Dear all, I performed blast using ~200 gene sequences from reference organism against a draft genome dataset from related species ( containing 12million short reads(sr), each of which is 88bp). The following examplifies the blast result.
----------length, strand + /-, e-value ommited, some numbers are wrong---------------
sr-ID GeneID Iden. Start(sr) End(sr) Start(gene) End(gene)
Sxxx001 Gene1 100 1 36 2302 2334
Sxxx002 Gene1 98 1 75 313 348
Sxxx004 Gene1 100 3 43 481 519
Sxxx001 Gene2 100 8 78 2140 2172
Sxxx006 Gene2 97 2 88 280 312
Sxxx007 Gene3 100 1 56 862 897
Sxxx008 Gene3 100 6 78 2020 2055
Sxxx009 Gene3 100 5 77 3934 3972
I can get each short read sequence ranging from start(sr) to end (sr) . However, next step is troublsome; I need to assemble short reads to longer sequence according to the corresponding gene hit
. e.g., need to assemble Sxxx001, Sxxx002, Sxxx004 according to Gene1; and assemble Sxxx001 and Sxxx006 according to Gene2, etc.
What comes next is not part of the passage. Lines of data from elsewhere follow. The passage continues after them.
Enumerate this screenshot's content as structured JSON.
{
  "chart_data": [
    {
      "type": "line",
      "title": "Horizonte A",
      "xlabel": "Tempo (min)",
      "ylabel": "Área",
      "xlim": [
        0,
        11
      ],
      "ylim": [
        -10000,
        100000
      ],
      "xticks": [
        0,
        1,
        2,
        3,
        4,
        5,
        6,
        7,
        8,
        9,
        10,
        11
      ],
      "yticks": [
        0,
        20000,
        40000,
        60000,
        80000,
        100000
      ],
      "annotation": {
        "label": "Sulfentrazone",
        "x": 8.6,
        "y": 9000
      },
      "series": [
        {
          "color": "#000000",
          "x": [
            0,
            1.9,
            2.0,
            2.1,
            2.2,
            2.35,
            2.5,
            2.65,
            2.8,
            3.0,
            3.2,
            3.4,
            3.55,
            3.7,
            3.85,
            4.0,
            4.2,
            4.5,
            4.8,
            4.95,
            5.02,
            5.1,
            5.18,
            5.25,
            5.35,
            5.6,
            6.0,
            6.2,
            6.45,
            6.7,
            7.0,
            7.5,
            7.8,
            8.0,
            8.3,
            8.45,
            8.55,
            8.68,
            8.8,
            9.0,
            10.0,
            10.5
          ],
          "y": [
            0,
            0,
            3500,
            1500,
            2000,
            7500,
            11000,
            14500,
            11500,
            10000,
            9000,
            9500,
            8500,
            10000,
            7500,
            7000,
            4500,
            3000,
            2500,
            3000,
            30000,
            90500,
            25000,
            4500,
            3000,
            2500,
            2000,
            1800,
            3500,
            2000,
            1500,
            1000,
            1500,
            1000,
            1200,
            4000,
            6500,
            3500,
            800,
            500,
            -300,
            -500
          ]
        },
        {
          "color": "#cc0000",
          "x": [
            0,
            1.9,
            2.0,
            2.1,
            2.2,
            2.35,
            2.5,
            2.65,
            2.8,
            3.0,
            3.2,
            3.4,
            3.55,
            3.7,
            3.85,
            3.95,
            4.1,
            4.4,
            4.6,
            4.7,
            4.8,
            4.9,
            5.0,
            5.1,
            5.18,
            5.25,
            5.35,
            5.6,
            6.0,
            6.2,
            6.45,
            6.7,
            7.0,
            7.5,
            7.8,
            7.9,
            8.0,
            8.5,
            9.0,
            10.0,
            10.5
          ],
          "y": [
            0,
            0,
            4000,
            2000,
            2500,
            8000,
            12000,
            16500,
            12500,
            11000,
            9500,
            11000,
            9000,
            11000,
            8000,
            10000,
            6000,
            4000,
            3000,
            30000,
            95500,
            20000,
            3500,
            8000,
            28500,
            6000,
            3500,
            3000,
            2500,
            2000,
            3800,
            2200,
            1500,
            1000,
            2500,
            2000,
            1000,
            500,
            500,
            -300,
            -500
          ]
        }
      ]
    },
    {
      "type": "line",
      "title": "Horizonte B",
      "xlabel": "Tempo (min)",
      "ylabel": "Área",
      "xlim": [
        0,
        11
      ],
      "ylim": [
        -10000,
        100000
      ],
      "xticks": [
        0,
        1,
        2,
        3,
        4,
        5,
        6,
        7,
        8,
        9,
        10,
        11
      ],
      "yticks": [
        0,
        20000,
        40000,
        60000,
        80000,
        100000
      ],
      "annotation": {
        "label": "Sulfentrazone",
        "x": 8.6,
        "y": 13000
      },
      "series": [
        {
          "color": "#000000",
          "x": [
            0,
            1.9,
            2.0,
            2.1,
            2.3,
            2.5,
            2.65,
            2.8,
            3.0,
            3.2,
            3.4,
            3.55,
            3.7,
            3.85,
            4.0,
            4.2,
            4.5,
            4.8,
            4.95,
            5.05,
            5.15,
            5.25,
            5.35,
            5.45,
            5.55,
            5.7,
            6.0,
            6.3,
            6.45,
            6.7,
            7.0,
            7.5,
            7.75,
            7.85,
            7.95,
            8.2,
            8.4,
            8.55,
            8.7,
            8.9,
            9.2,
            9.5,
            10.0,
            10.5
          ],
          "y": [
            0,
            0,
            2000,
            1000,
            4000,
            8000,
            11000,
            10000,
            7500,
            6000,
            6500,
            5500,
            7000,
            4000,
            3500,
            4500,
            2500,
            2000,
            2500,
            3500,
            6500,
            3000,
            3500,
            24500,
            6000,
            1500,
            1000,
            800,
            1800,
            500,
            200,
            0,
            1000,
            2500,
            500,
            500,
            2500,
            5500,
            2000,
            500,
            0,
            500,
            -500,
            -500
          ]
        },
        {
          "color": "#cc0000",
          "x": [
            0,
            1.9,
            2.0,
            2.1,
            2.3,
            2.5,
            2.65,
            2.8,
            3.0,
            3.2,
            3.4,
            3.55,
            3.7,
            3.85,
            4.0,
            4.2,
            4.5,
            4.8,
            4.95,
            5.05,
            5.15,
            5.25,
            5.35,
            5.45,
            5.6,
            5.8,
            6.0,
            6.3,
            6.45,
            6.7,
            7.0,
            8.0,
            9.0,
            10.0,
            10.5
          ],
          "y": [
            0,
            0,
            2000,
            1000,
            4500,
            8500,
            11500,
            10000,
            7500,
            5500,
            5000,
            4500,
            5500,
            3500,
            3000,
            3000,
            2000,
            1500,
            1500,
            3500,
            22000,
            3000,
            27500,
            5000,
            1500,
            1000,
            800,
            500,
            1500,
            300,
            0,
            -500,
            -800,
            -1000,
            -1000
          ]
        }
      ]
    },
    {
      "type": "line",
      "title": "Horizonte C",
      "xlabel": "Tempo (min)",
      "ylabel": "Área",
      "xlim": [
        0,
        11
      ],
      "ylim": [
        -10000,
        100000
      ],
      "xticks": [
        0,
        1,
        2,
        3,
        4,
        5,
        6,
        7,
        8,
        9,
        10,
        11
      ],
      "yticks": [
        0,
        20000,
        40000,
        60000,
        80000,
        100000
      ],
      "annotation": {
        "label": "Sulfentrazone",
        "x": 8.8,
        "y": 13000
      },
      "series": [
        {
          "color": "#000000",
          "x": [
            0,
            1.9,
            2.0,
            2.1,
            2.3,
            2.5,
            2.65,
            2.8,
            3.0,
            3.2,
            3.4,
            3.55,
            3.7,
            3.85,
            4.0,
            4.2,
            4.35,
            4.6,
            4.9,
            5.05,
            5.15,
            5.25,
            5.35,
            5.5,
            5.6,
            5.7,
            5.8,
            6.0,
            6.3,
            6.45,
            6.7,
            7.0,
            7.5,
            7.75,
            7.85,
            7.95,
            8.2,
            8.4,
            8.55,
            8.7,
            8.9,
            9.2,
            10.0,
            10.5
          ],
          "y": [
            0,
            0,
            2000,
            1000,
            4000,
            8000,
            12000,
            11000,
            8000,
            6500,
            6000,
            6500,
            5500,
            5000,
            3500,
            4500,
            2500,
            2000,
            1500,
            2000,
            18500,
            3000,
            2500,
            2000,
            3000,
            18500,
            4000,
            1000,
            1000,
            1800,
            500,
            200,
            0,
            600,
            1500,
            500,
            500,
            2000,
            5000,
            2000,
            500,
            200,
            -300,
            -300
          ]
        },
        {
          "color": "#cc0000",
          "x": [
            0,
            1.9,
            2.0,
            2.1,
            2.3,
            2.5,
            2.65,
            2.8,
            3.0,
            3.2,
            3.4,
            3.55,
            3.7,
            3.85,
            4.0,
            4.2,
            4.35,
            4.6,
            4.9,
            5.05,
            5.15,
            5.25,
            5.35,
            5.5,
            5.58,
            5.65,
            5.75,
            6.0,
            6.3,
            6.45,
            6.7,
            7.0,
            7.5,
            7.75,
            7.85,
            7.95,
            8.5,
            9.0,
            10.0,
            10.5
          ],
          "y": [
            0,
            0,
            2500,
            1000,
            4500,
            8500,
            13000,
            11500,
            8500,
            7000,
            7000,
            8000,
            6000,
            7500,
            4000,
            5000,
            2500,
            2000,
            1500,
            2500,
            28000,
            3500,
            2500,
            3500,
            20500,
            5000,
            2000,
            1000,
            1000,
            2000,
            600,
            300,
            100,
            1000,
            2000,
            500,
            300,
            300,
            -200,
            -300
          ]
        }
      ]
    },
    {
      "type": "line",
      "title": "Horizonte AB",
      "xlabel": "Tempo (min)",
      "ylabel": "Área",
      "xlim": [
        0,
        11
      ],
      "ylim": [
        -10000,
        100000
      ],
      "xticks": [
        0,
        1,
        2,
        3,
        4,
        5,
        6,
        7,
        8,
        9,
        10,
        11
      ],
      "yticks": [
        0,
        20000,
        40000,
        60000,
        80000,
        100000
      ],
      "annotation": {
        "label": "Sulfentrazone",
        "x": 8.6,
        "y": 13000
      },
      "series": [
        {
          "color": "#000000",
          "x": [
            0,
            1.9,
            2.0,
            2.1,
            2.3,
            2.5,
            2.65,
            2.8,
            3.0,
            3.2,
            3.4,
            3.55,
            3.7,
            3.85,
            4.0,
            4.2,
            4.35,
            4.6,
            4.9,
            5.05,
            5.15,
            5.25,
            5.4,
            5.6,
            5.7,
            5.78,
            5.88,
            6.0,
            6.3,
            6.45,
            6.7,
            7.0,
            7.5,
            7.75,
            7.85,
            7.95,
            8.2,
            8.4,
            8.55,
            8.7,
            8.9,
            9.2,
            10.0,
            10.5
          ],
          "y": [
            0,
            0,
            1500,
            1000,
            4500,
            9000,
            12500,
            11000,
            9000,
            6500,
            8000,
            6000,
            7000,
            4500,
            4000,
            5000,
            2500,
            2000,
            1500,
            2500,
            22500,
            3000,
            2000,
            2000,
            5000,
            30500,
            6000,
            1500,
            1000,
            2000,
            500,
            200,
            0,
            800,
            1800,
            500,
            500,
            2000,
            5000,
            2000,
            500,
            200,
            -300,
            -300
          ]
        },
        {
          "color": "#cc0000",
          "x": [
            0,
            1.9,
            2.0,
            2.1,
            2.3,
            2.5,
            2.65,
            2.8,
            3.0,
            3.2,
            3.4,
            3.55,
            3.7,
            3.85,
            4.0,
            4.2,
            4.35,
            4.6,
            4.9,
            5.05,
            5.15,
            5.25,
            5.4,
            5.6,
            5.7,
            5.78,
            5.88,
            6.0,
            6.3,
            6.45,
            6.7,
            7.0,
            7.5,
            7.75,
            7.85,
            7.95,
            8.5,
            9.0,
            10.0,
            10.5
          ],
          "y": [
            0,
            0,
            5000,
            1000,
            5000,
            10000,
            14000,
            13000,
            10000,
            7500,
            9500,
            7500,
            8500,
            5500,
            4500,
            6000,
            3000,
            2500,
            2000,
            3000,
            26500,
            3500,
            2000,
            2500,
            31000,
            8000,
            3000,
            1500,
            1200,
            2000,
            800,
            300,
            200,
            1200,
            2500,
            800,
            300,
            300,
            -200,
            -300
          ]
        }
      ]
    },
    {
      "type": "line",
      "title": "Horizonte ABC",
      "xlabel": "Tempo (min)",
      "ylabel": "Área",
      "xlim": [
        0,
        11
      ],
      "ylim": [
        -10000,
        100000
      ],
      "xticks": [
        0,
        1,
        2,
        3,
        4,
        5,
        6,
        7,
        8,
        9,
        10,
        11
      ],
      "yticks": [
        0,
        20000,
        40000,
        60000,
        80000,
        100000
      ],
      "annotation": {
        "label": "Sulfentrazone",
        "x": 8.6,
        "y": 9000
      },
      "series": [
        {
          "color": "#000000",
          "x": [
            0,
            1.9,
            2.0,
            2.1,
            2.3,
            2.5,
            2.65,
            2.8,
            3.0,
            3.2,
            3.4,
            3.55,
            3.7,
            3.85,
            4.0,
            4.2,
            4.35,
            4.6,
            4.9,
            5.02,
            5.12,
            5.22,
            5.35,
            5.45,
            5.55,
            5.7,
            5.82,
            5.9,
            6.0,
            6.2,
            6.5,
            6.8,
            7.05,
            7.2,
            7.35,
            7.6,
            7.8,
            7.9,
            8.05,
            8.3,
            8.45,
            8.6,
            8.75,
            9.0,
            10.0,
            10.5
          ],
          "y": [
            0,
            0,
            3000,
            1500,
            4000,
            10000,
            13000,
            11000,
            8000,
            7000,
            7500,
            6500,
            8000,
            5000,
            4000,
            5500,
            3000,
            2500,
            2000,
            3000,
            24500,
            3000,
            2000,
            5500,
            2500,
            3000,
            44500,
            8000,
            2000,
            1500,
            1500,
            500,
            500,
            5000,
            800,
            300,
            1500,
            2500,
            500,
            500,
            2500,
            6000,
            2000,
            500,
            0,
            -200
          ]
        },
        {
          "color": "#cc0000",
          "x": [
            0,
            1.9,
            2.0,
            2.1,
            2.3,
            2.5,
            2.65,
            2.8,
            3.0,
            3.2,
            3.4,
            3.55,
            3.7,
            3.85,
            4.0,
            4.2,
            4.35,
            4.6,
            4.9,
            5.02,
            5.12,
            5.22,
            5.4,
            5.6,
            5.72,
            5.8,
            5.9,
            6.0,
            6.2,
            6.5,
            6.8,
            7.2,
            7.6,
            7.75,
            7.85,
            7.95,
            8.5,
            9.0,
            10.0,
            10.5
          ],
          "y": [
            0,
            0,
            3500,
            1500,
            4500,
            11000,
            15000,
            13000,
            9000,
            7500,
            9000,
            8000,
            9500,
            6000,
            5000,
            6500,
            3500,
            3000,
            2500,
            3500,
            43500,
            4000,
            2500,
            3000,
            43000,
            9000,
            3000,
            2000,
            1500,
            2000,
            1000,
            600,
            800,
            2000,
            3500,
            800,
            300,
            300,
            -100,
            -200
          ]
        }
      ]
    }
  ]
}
This analysis aims to identify the homologous genes from the draft genome data. Could anyone help to describe ways to assembling sequences according to blast result?
THANK YOU in advance!!
If I get you right, your hits do not overlap: I.e. for Gene1
this means it looks like:
so there is no overlap between your hits, am I wrong?
Hi, Phil, Sorry for my unclear description. It's not my real result, just an example. You need not to think of the start/end positions. These short reads can overlap. What I need to do is to assemble these reads according to the corresponding genes. The following is my revised table (x indicates number)
In my original post, I am wrong saying to extract reads ranging from start to end. I just need to assemble these reads according to the gene hits. Maybe use de novo approach? I will much appreciate your suggestions. THANKS.